Home secretary Amber Rudd said: “Diane Abbott has laid bare the chaos that Britain would face if Jeremy Corbyn is voted into Downing Street.

“One of Corbyn’s closest allies has clearly shown that Labour’s sums don’t add up, they would weaken our defences, and their nonsensical promises aren’t worth the paper they are printed on."

Full Transcript from LBC

Nick Ferrari: So how much would 10,000 police officers cost?

Diane Abbott: Well, erm... if we recruit the 10,000 police men and women over a four-year period, we believe it'll be about £300,000.

Nick Ferrari: £300,000 for 10,000 police officers? What are you paying them?

Diane Abbott: Haha, no. I mean, sorry...

Nick Ferrari: How much will they cost?

Diane Abbott: They will cost... they will, it will cost, erm, about... about £80m.

Nick Ferrari: About £80m? How do you get to that figure?

Diane Abbott: We get to that figure because we anticipate recruiting 25,000 extra police officers a year at least, over a period of four years and we're looking at both what average police wages are generally, but also specifically police wages in London.

Nick Ferrari: And this will be funded by the reversing in some instances I think the cuts to Capital Gains Tax, but I'm right in saying that since Jeremy Corbyn became the leader of the party, that money has also been promised to reverse spending cuts in education, spending cuts in arts, spending cuts in sports. The Conservatives will say you've spent this money already Diane Abbott.

Diane Abbott: Well, the Conservatives would say that. We've not promised the money to any area. We've just pointed out that the cuts in capital gains tax will cost the taxpayer over £2bn and there are better ways of spending that money. But as we roll out our manifesto process, we are specifically saying how we will fund specific proposals and this morning I'm saying to you that we will fund the 10,000 extra police officers by using some, not all, but just some of the over £2bn.
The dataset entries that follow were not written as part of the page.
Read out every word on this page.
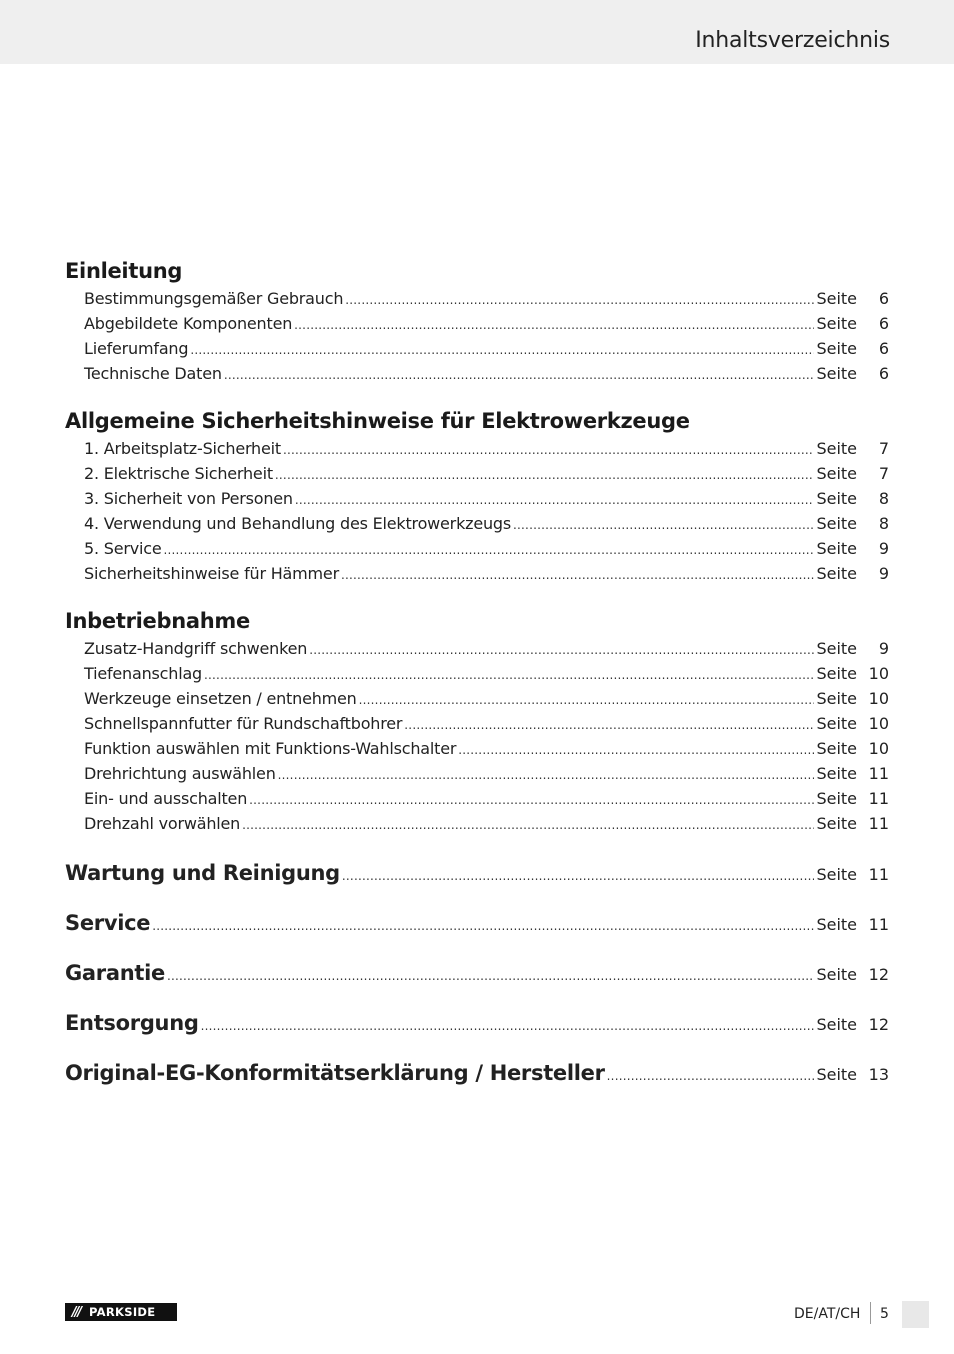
Inhaltsverzeichnis
Einleitung
Bestimmungsgemäßer Gebrauch .....	Seite	6
Abgebildete Komponenten .....	Seite	6
Lieferumfang .....	Seite	6
Technische Daten .....	Seite	6
Allgemeine Sicherheitshinweise für Elektrowerkzeuge
1. Arbeitsplatz-Sicherheit .....	Seite	7
2. Elektrische Sicherheit .....	Seite	7
3. Sicherheit von Personen .....	Seite	8
4. Verwendung und Behandlung des Elektrowerkzeugs .....	Seite	8
5. Service .....	Seite	9
Sicherheitshinweise für Hämmer .....	Seite	9
Inbetriebnahme
Zusatz-Handgriff schwenken .....	Seite	9
Tiefenanschlag .....	Seite 10
Werkzeuge einsetzen / entnehmen .....	Seite 10
Schnellspannfutter für Rundschaftbohrer .....	Seite 10
Funktion auswählen mit Funktions-Wahlschalter .....	Seite 10
Drehrichtung auswählen .....	Seite 11
Ein- und ausschalten .....	Seite 11
Drehzahl vorwählen .....	Seite 11
Wartung und Reinigung .....	Seite 11
Service .....	Seite 11
Garantie .....	Seite 12
Entsorgung .....	Seite 12
Original-EG-Konformitätserklärung / Hersteller .....	Seite 13
/// PARKSIDE	DE/AT/CH 5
Nick Ferrari: The £80m is the figure we used.

Diane Abbott: Yeah.

Nick Ferrari: But I don't understand., if you divide 80mby 10,000, you get 8,000. Is that what you're going to pay these policemen and women?
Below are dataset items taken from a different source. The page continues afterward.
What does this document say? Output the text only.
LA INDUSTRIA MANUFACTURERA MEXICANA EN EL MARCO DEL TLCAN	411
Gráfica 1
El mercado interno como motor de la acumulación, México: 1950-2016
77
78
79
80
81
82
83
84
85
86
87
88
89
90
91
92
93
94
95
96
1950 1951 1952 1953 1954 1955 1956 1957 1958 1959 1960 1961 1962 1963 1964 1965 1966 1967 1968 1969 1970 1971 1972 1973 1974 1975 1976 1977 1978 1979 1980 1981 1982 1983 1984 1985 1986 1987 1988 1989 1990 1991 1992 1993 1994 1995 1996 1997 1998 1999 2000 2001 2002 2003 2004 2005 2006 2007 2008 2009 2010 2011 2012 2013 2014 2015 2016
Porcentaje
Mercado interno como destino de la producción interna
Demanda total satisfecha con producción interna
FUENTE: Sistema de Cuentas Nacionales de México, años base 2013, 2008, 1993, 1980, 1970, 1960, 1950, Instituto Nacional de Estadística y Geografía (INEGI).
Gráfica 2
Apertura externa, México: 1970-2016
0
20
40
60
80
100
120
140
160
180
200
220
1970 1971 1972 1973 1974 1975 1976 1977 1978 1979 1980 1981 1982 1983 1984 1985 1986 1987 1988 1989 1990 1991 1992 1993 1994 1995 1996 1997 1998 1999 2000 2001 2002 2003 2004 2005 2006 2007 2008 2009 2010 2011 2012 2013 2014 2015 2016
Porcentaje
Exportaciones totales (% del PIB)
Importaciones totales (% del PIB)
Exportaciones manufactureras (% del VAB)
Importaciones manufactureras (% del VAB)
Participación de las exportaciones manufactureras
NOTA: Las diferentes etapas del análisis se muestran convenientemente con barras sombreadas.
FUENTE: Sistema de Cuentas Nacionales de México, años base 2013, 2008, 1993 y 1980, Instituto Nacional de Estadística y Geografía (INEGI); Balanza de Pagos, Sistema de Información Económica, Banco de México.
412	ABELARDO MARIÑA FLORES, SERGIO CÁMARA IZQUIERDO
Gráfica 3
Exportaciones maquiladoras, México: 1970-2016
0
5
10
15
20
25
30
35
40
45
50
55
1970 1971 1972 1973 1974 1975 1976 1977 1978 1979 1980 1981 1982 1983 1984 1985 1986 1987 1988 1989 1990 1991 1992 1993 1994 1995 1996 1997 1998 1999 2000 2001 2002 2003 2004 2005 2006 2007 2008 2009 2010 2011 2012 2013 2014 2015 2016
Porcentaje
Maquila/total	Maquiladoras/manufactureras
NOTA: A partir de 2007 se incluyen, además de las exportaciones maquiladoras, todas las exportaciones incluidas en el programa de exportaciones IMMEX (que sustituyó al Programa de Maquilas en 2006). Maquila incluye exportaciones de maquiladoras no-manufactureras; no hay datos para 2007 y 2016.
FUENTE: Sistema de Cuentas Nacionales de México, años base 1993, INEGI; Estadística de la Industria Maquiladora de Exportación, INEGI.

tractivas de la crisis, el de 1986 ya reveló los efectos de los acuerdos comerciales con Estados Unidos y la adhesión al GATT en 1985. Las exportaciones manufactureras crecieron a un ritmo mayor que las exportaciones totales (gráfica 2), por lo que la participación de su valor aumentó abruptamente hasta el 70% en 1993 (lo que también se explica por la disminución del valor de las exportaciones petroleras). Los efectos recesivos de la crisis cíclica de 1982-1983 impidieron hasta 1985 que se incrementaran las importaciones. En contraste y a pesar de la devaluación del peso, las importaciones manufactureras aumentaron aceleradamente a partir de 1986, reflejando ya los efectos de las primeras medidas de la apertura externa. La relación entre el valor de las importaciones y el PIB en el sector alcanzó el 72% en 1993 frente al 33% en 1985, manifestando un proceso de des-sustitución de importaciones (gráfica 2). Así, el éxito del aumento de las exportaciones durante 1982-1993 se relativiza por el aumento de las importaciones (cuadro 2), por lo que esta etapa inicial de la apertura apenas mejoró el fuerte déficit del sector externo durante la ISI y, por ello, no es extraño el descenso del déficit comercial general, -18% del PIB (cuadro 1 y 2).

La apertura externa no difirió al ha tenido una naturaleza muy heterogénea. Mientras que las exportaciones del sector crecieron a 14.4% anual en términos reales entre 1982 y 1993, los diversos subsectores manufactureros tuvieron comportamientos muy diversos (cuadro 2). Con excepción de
Diane Abbott: No, we're talking about, erm, a process over four years.

Nick Ferrari: I don't understand, what is he or she getting? 80m divided by 10,000 equals 8,000. What are these police officers going to be paid?
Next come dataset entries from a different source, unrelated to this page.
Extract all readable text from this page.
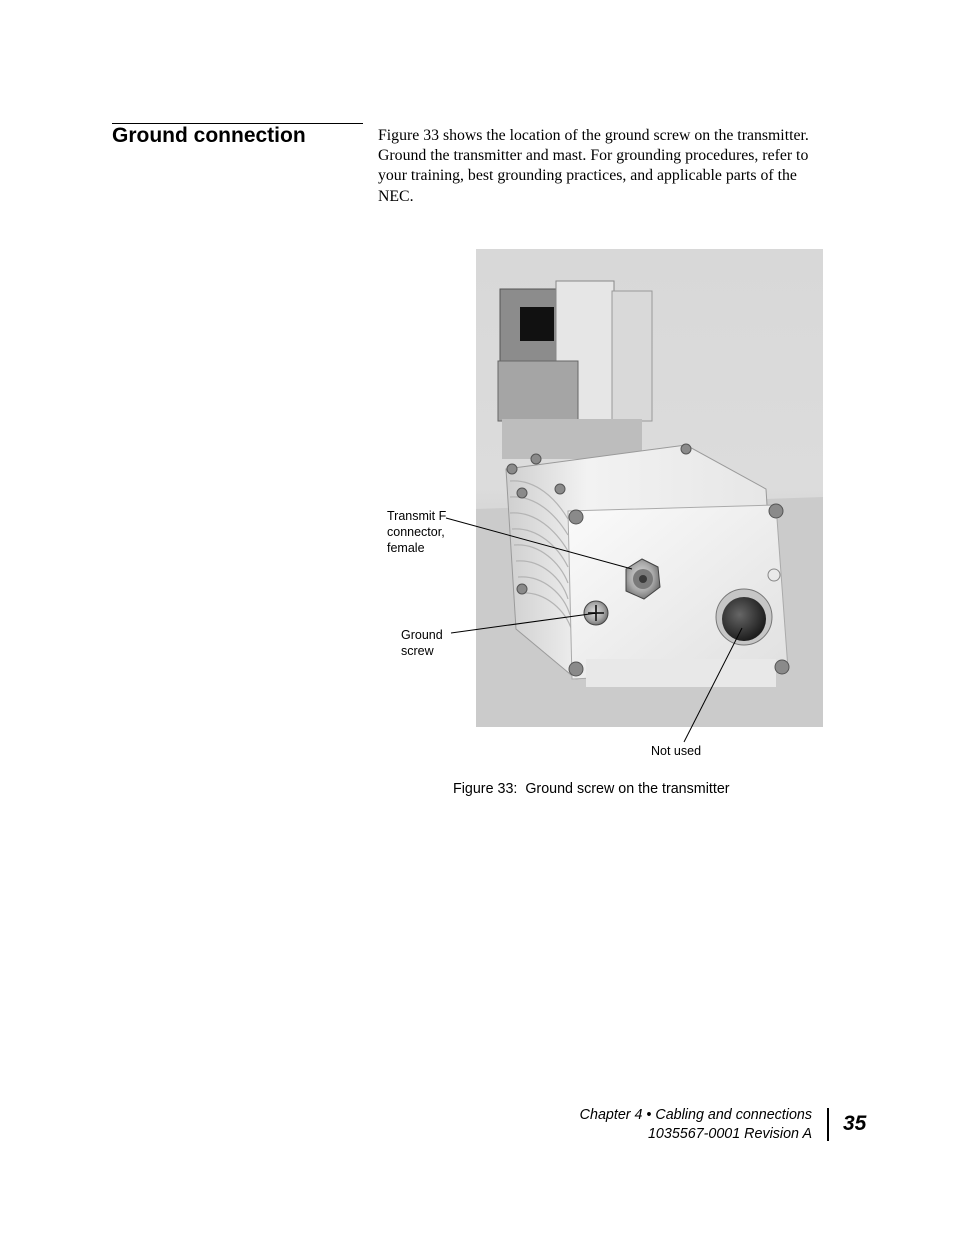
Ground connection	Figure 33 shows the location of the ground screw on the transmitter. Ground the transmitter and mast. For grounding procedures, refer to your training, best grounding practices, and applicable parts of the NEC.
Transmit F connector, female
Ground screw
Not used
Figure 33:  Ground screw on the transmitter
Chapter 4 • Cabling and connections
1035567-0001 Revision A 35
Diane Abbott: We will be paying them the average...

Nick Ferrari: Has this been thought through?

Diane Abbott: Of course it's been thought through.

Nick Ferrari: Where are the figures?

Diane Abbott: The figures are that the additional costs in year one when we anticipate recruiting about 250,000 policemen will be £64.3m.

Nick Ferrari: 250,000 policemen?

Diane Abbott: And women.

Nick Ferrari: So you're getting more than 10,000? You're recruiting 250,000?

Diane Abbott: No, we are recruiting 2,000 and perhaps 250.

Nick Ferrari: So where did 250,000 come from?

Diane Abbott: I think you said that, not me.

Nick Ferrari: No, no, I can assure you you said that figure because I wrote it down.

Diane Abbott: What I'm saying about the costs is in year one, obviously, we're getting ready to recruit. But in year two, the cost will be £64.3m. In year three, the cost will be a £139.1m, year four, the cost will be £217m and year five, the cost will be £298m. And that can be amply covered by reversing the cuts to capital gains tax.